Pharmacist administration of depot medroxyprogesterone acetate (DMPA), both intramuscular (DMPA-IM, 150 mg) and subcutaneous (DMPA-SQ, 104 mg), is an emerging practice that may significantly improve access to this contraceptive method.
Clinical Context
Progestin-only injectable contraceptives, both IM and SQ formulations, are available in the U.S. and can be initiated at any time as long as the provider can be reasonably certain that the patient is not pregnant. For most patients, no examinations or tests are needed prior to initiating DMPA.
The appeal of injectable contraception, including self administration, has increased in recent years, particularly during the COVID-19 pandemic, due to its convenience and adherence advantages. As trained medication experts with competency in injection techniques, pharmacists possess the necessary skills to offer contraceptive administration, and such a service would fall under their scope of practice. Pharmacist-administered injectable contraceptives represent a promising public health intervention to address contraceptive access gaps, particularly in rural communities and contraceptive deserts, where traditional clinic access may be limited.

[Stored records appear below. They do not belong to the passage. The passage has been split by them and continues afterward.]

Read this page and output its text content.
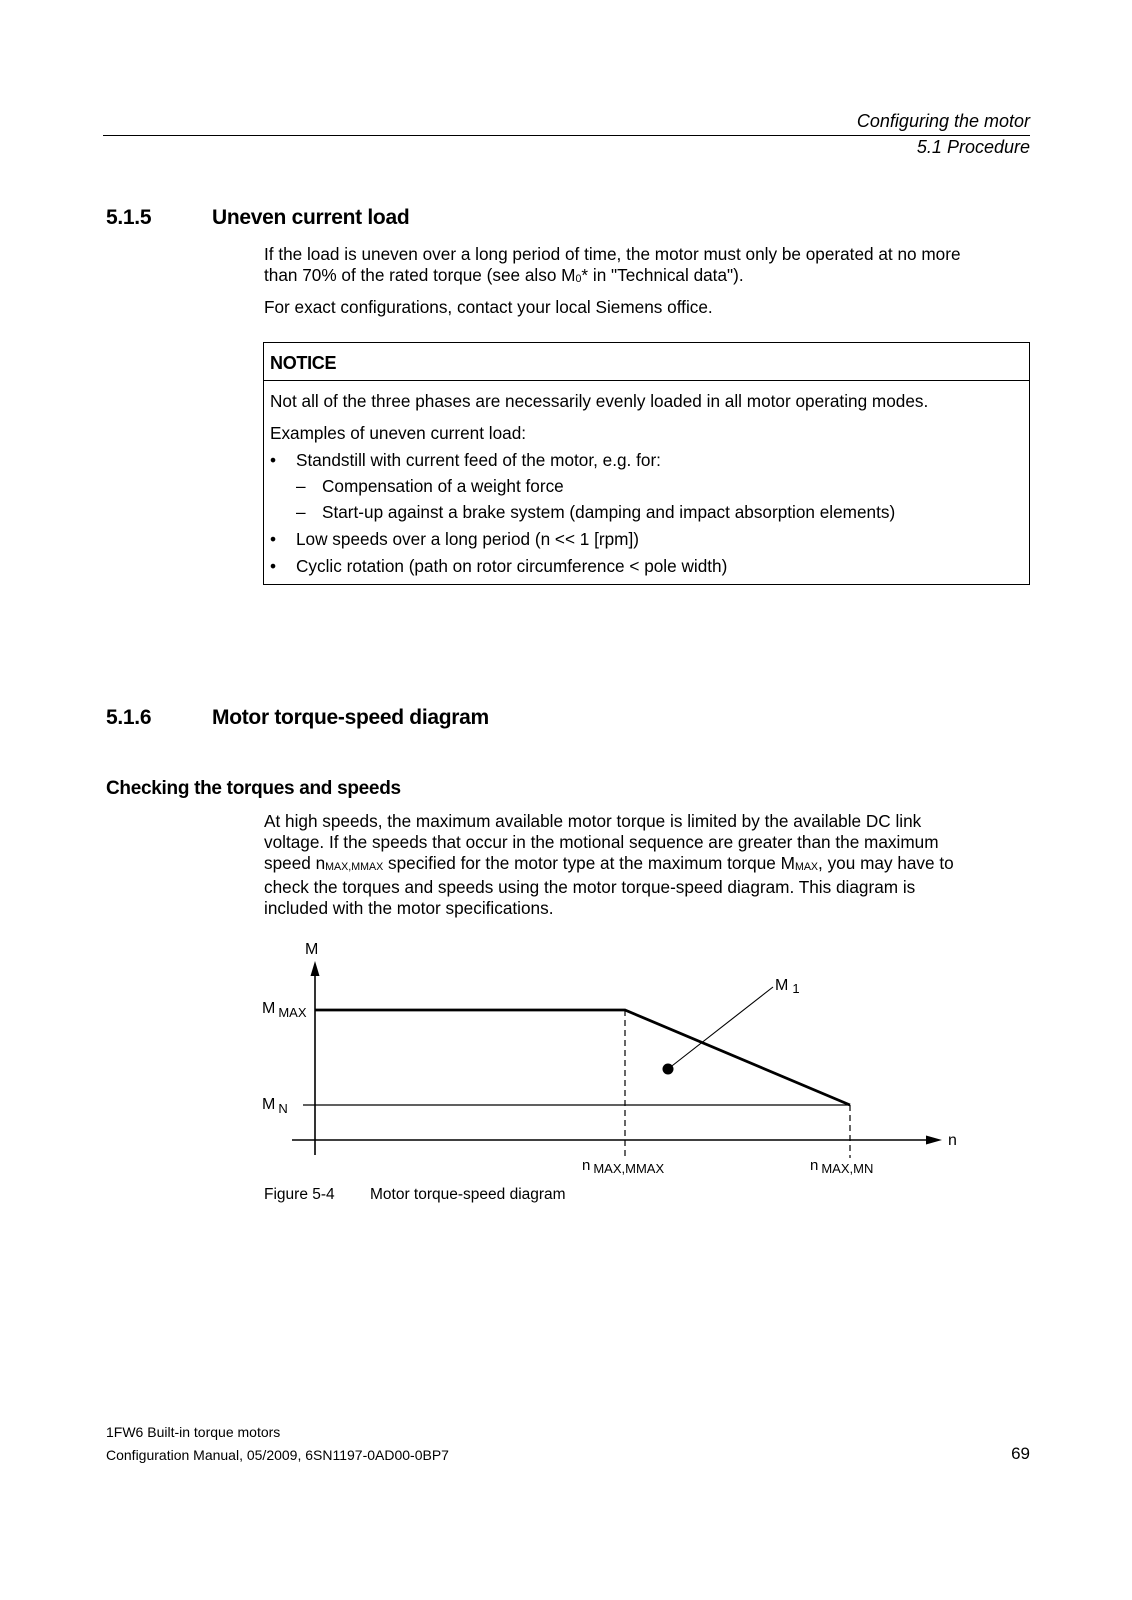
Configuring the motor
5.1 Procedure
5.1.5	Uneven current load
If the load is uneven over a long period of time, the motor must only be operated at no more
than 70% of the rated torque (see also $M_0*$ in "Technical data").
For exact configurations, contact your local Siemens office.
NOTICE
Not all of the three phases are necessarily evenly loaded in all motor operating modes.
Examples of uneven current load:
• Standstill with current feed of the motor, e.g. for:
– Compensation of a weight force
– Start-up against a brake system (damping and impact absorption elements)
• Low speeds over a long period (n << 1 [rpm])
• Cyclic rotation (path on rotor circumference < pole width)
5.1.6	Motor torque-speed diagram
Checking the torques and speeds
At high speeds, the maximum available motor torque is limited by the available DC link
voltage. If the speeds that occur in the motional sequence are greater than the maximum
speed $n_{MAX,MMAX}$ specified for the motor type at the maximum torque $M_{MAX}$, you may have to
check the torques and speeds using the motor torque-speed diagram. This diagram is
included with the motor specifications.
M
n
M $_{MAX}$
M $_N$
M 1
n MAX,MMAX	n MAX,MN
Figure 5-4 Motor torque-speed diagram
1FW6 Built-in torque motors
Configuration Manual, 05/2009, 6SN1197-0AD00-0BP7	69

Expanding Pharmacist Contraception Services to Improve Access
Since 2016, some states have expanded contraceptive access through pharmacist prescription or provision of contraception programs. Legislation varies, with some states permitting pharmacist-administered injectable contraception directly, while others limit pharmacist services to self-administered methods. In some states, legislation permits individuals to obtain contraceptive care at pharmacies regardless of age, although some restrict access for those under the age of 18. Currently 30 states and the District of Columbia permit pharmacists to provide hormonal contraceptives via a variety of mechanisms and 11 of these explicitly include injectable contraceptive methods. Notably, this expansion also encompasses DMPA-SQ. The U.S. Selected Practice Recommendations for Contraceptive Use, 2024 support self-administered DMPA-SC as an additional approach to deliver injectable contraception.
Patient Perspectives on Receiving DMPA at the Pharmacy
Patients report high levels of satisfaction with pharmacist-administered DMPA. However, some patients prefer receiving their DMPA at a provider’s office, especially when it can be coordinated with other preventative care services. Reported concerns about pharmacist-administered DMPA include cost of service, pharmacist availability and knowledge, and a preference for a different type of healthcare professional.
Pharmacist Perspectives on Providing DMPA
Pharmacists have expressed interest and confidence in expanding their role through the implementation of these types of services. Many view it as an opportunity to improve access to care and strengthen relationships with patients and other healthcare professionals. Common barriers include lack of time, reimbursement challenges, confidence in providing the injection, and administrative support.
Other Healthcare Professional Perspectives on DMPA
Other healthcare professionals largely support pharmacist-prescribed and administered injectable contraceptives, viewing it as a strategy to reduce access barriers and promote patient autonomy.
Bottom Line on Pharmacist Administration of DMPA
Community pharmacists can play a vital role in expanding access to DMPA, especially in underserved or rural areas. Ongoing advocacy is essential to ensure legislation continues to support pharmacists’ scope of practice to include both prescribing and administering injectable contraception.